La deuxième banque autrichienne et l'un des principaux prêteurs d'Europe de l'Est est sur les lèvres des diplomates qui examinent, avec un profond scepticisme, un plan controversé visant à indemniser la société, qui exploite toujours une filiale prospère en Russie malgré l'exode généralisé des entreprises occidentales de ce pays.
À la fin du deuxième trimestre 2025, la Raiffeisenbank Russia disposait de fonds propres de plus de 5,3 milliards d'euros et servait 3 millions de clients, selon les données officielles.
Mais en janvier, la filiale a été mise à mal lorsqu'un tribunal russe a jugé qu'elle devait payer plus de 2 milliards d'euros de dommages et intérêts à Rasperia Trading, une société d'investissement russe.

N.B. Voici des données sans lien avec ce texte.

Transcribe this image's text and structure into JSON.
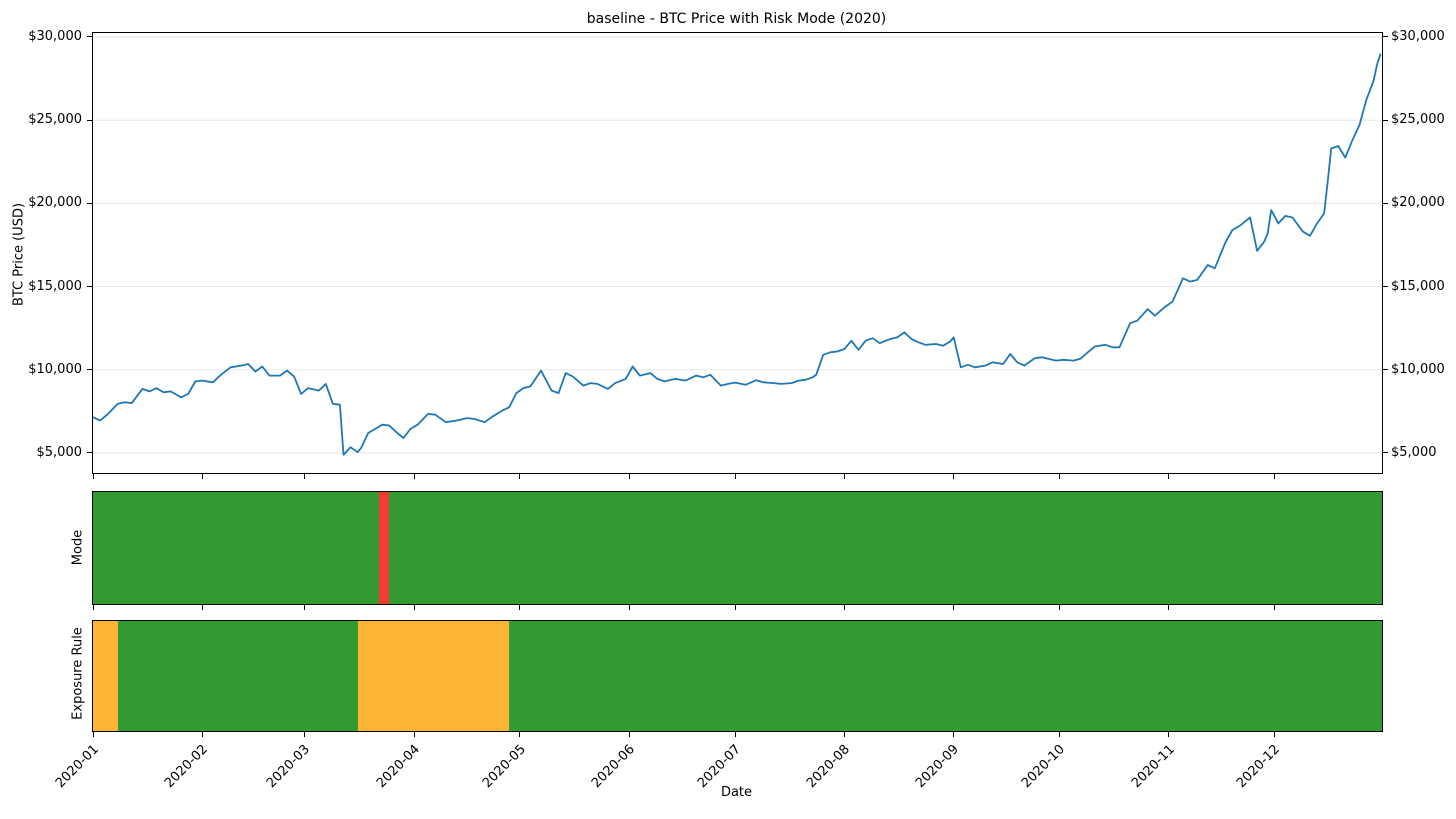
{
  "title": "baseline - BTC Price with Risk Mode (2020)",
  "axes": {
    "x_label": "Date",
    "y_label": "BTC Price (USD)",
    "y_ticks": [
      {
        "value": 30000,
        "label": "$30,000"
      },
      {
        "value": 25000,
        "label": "$25,000"
      },
      {
        "value": 20000,
        "label": "$20,000"
      },
      {
        "value": 15000,
        "label": "$15,000"
      },
      {
        "value": 10000,
        "label": "$10,000"
      },
      {
        "value": 5000,
        "label": "$5,000"
      }
    ],
    "x_ticks": [
      {
        "date": "2020-01-01",
        "label": "2020-01"
      },
      {
        "date": "2020-02-01",
        "label": "2020-02"
      },
      {
        "date": "2020-03-01",
        "label": "2020-03"
      },
      {
        "date": "2020-04-01",
        "label": "2020-04"
      },
      {
        "date": "2020-05-01",
        "label": "2020-05"
      },
      {
        "date": "2020-06-01",
        "label": "2020-06"
      },
      {
        "date": "2020-07-01",
        "label": "2020-07"
      },
      {
        "date": "2020-08-01",
        "label": "2020-08"
      },
      {
        "date": "2020-09-01",
        "label": "2020-09"
      },
      {
        "date": "2020-10-01",
        "label": "2020-10"
      },
      {
        "date": "2020-11-01",
        "label": "2020-11"
      },
      {
        "date": "2020-12-01",
        "label": "2020-12"
      }
    ]
  },
  "tracks": {
    "mode_label": "Mode",
    "exposure_label": "Exposure Rule"
  },
  "colors": {
    "line": "#1f77b4",
    "grid": "#e7e7e7",
    "green": "#339933",
    "red": "#f53b31",
    "orange": "#feb434"
  },
  "chart_data": {
    "type": "line",
    "title": "baseline - BTC Price with Risk Mode (2020)",
    "xlabel": "Date",
    "ylabel": "BTC Price (USD)",
    "x_range": [
      "2020-01-01",
      "2020-12-31"
    ],
    "ylim": [
      3800,
      30240
    ],
    "grid": "horizontal",
    "legend": "none",
    "series": [
      {
        "name": "BTC Price (USD)",
        "color": "#1f77b4",
        "points": [
          [
            "2020-01-01",
            7150
          ],
          [
            "2020-01-03",
            6950
          ],
          [
            "2020-01-05",
            7300
          ],
          [
            "2020-01-08",
            7950
          ],
          [
            "2020-01-10",
            8050
          ],
          [
            "2020-01-12",
            8000
          ],
          [
            "2020-01-15",
            8850
          ],
          [
            "2020-01-17",
            8700
          ],
          [
            "2020-01-19",
            8900
          ],
          [
            "2020-01-21",
            8650
          ],
          [
            "2020-01-23",
            8700
          ],
          [
            "2020-01-26",
            8350
          ],
          [
            "2020-01-28",
            8550
          ],
          [
            "2020-01-30",
            9300
          ],
          [
            "2020-02-01",
            9350
          ],
          [
            "2020-02-04",
            9250
          ],
          [
            "2020-02-06",
            9650
          ],
          [
            "2020-02-09",
            10150
          ],
          [
            "2020-02-12",
            10250
          ],
          [
            "2020-02-14",
            10350
          ],
          [
            "2020-02-16",
            9900
          ],
          [
            "2020-02-18",
            10200
          ],
          [
            "2020-02-20",
            9650
          ],
          [
            "2020-02-23",
            9650
          ],
          [
            "2020-02-25",
            9950
          ],
          [
            "2020-02-27",
            9600
          ],
          [
            "2020-02-29",
            8550
          ],
          [
            "2020-03-02",
            8900
          ],
          [
            "2020-03-05",
            8750
          ],
          [
            "2020-03-07",
            9150
          ],
          [
            "2020-03-09",
            7950
          ],
          [
            "2020-03-11",
            7900
          ],
          [
            "2020-03-12",
            4900
          ],
          [
            "2020-03-14",
            5350
          ],
          [
            "2020-03-16",
            5050
          ],
          [
            "2020-03-17",
            5300
          ],
          [
            "2020-03-19",
            6200
          ],
          [
            "2020-03-21",
            6450
          ],
          [
            "2020-03-23",
            6700
          ],
          [
            "2020-03-25",
            6650
          ],
          [
            "2020-03-27",
            6250
          ],
          [
            "2020-03-29",
            5900
          ],
          [
            "2020-03-31",
            6450
          ],
          [
            "2020-04-02",
            6700
          ],
          [
            "2020-04-05",
            7350
          ],
          [
            "2020-04-07",
            7300
          ],
          [
            "2020-04-10",
            6850
          ],
          [
            "2020-04-13",
            6950
          ],
          [
            "2020-04-16",
            7100
          ],
          [
            "2020-04-18",
            7050
          ],
          [
            "2020-04-21",
            6850
          ],
          [
            "2020-04-23",
            7150
          ],
          [
            "2020-04-26",
            7550
          ],
          [
            "2020-04-28",
            7750
          ],
          [
            "2020-04-30",
            8600
          ],
          [
            "2020-05-02",
            8900
          ],
          [
            "2020-05-04",
            9000
          ],
          [
            "2020-05-07",
            9950
          ],
          [
            "2020-05-10",
            8750
          ],
          [
            "2020-05-12",
            8600
          ],
          [
            "2020-05-14",
            9800
          ],
          [
            "2020-05-16",
            9600
          ],
          [
            "2020-05-19",
            9050
          ],
          [
            "2020-05-21",
            9200
          ],
          [
            "2020-05-23",
            9150
          ],
          [
            "2020-05-26",
            8850
          ],
          [
            "2020-05-28",
            9200
          ],
          [
            "2020-05-31",
            9450
          ],
          [
            "2020-06-02",
            10200
          ],
          [
            "2020-06-04",
            9650
          ],
          [
            "2020-06-07",
            9800
          ],
          [
            "2020-06-09",
            9450
          ],
          [
            "2020-06-11",
            9300
          ],
          [
            "2020-06-14",
            9450
          ],
          [
            "2020-06-17",
            9350
          ],
          [
            "2020-06-20",
            9650
          ],
          [
            "2020-06-22",
            9550
          ],
          [
            "2020-06-24",
            9700
          ],
          [
            "2020-06-27",
            9050
          ],
          [
            "2020-06-29",
            9150
          ],
          [
            "2020-07-01",
            9230
          ],
          [
            "2020-07-04",
            9100
          ],
          [
            "2020-07-07",
            9375
          ],
          [
            "2020-07-09",
            9250
          ],
          [
            "2020-07-12",
            9200
          ],
          [
            "2020-07-14",
            9150
          ],
          [
            "2020-07-17",
            9200
          ],
          [
            "2020-07-19",
            9350
          ],
          [
            "2020-07-21",
            9400
          ],
          [
            "2020-07-23",
            9550
          ],
          [
            "2020-07-24",
            9700
          ],
          [
            "2020-07-26",
            10900
          ],
          [
            "2020-07-28",
            11050
          ],
          [
            "2020-07-30",
            11100
          ],
          [
            "2020-08-01",
            11250
          ],
          [
            "2020-08-03",
            11750
          ],
          [
            "2020-08-05",
            11200
          ],
          [
            "2020-08-07",
            11750
          ],
          [
            "2020-08-09",
            11900
          ],
          [
            "2020-08-11",
            11600
          ],
          [
            "2020-08-14",
            11850
          ],
          [
            "2020-08-16",
            11950
          ],
          [
            "2020-08-18",
            12250
          ],
          [
            "2020-08-20",
            11850
          ],
          [
            "2020-08-22",
            11650
          ],
          [
            "2020-08-24",
            11500
          ],
          [
            "2020-08-27",
            11550
          ],
          [
            "2020-08-29",
            11450
          ],
          [
            "2020-08-31",
            11700
          ],
          [
            "2020-09-01",
            11950
          ],
          [
            "2020-09-03",
            10150
          ],
          [
            "2020-09-05",
            10300
          ],
          [
            "2020-09-07",
            10150
          ],
          [
            "2020-09-10",
            10250
          ],
          [
            "2020-09-12",
            10450
          ],
          [
            "2020-09-15",
            10350
          ],
          [
            "2020-09-17",
            10950
          ],
          [
            "2020-09-19",
            10450
          ],
          [
            "2020-09-21",
            10250
          ],
          [
            "2020-09-24",
            10700
          ],
          [
            "2020-09-26",
            10750
          ],
          [
            "2020-09-30",
            10550
          ],
          [
            "2020-10-02",
            10600
          ],
          [
            "2020-10-05",
            10550
          ],
          [
            "2020-10-07",
            10670
          ],
          [
            "2020-10-09",
            11050
          ],
          [
            "2020-10-11",
            11400
          ],
          [
            "2020-10-14",
            11500
          ],
          [
            "2020-10-16",
            11350
          ],
          [
            "2020-10-18",
            11350
          ],
          [
            "2020-10-21",
            12800
          ],
          [
            "2020-10-23",
            12950
          ],
          [
            "2020-10-26",
            13650
          ],
          [
            "2020-10-28",
            13250
          ],
          [
            "2020-10-31",
            13800
          ],
          [
            "2020-11-02",
            14100
          ],
          [
            "2020-11-05",
            15500
          ],
          [
            "2020-11-07",
            15300
          ],
          [
            "2020-11-09",
            15400
          ],
          [
            "2020-11-12",
            16300
          ],
          [
            "2020-11-14",
            16100
          ],
          [
            "2020-11-17",
            17650
          ],
          [
            "2020-11-19",
            18400
          ],
          [
            "2020-11-21",
            18650
          ],
          [
            "2020-11-24",
            19150
          ],
          [
            "2020-11-26",
            17150
          ],
          [
            "2020-11-28",
            17700
          ],
          [
            "2020-11-29",
            18200
          ],
          [
            "2020-11-30",
            19600
          ],
          [
            "2020-12-02",
            18800
          ],
          [
            "2020-12-04",
            19250
          ],
          [
            "2020-12-06",
            19150
          ],
          [
            "2020-12-09",
            18300
          ],
          [
            "2020-12-11",
            18050
          ],
          [
            "2020-12-13",
            18800
          ],
          [
            "2020-12-15",
            19400
          ],
          [
            "2020-12-16",
            21300
          ],
          [
            "2020-12-17",
            23300
          ],
          [
            "2020-12-19",
            23450
          ],
          [
            "2020-12-21",
            22750
          ],
          [
            "2020-12-23",
            23800
          ],
          [
            "2020-12-25",
            24700
          ],
          [
            "2020-12-27",
            26250
          ],
          [
            "2020-12-29",
            27350
          ],
          [
            "2020-12-30",
            28350
          ],
          [
            "2020-12-31",
            29000
          ]
        ]
      }
    ],
    "mode_track": [
      {
        "from": "2020-01-01",
        "to": "2020-03-22",
        "state": "risk-on",
        "color": "#339933"
      },
      {
        "from": "2020-03-22",
        "to": "2020-03-25",
        "state": "risk-off",
        "color": "#f53b31"
      },
      {
        "from": "2020-03-25",
        "to": "2020-12-31",
        "state": "risk-on",
        "color": "#339933"
      }
    ],
    "exposure_track": [
      {
        "from": "2020-01-01",
        "to": "2020-01-08",
        "state": "reduced",
        "color": "#feb434"
      },
      {
        "from": "2020-01-08",
        "to": "2020-03-16",
        "state": "full",
        "color": "#339933"
      },
      {
        "from": "2020-03-16",
        "to": "2020-04-28",
        "state": "reduced",
        "color": "#feb434"
      },
      {
        "from": "2020-04-28",
        "to": "2020-12-31",
        "state": "full",
        "color": "#339933"
      }
    ]
  }
}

Selon Raiffeisen, qui a répondu à des questions écrites pour cet article, le litige est centré sur Strabag, une entreprise de construction autrichienne dont les actionnaires comprennent Rasperia et Raiffeisen Lower Austria/Vienna, l'un des principaux actionnaires de RBI.

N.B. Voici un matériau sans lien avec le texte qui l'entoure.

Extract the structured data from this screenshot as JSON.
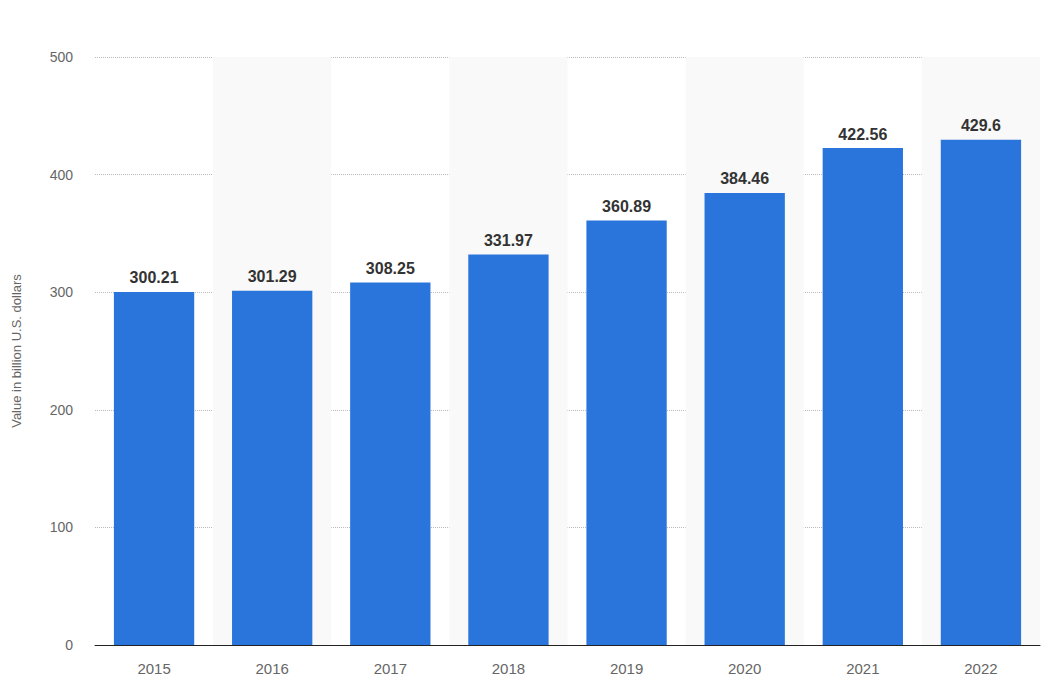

Rasperia appartenait au milliardaire Oleg Deripaska jusqu'à ce qu'il en cèdele contrôle en mars 2024. Deripaska faisait lui-même partie des oligarques sanctionnés par l'UE dans les premiers mois de l'invasion massive de l'Ukraine par la Russie, en raison de ses liens étroits avec le Kremlin.
Deripaska est "responsable, soutient ou met en œuvre des actions ou des politiques qui portent atteinte ou menacent l'intégrité territoriale, la souveraineté et l'indépendance de l'Ukraine, ou la stabilité ou la sécurité en Ukraine", a déclaré le Conseil de l'UE pour justifier cette désignation.
Deux ans plus tard, Rasperia elle-même a été ajoutée à la liste noire, aux côtés des entreprises et des personnes que Deripaska a employées dans le cadre d'un "système complexe d'évasion" pour vendre sa participation.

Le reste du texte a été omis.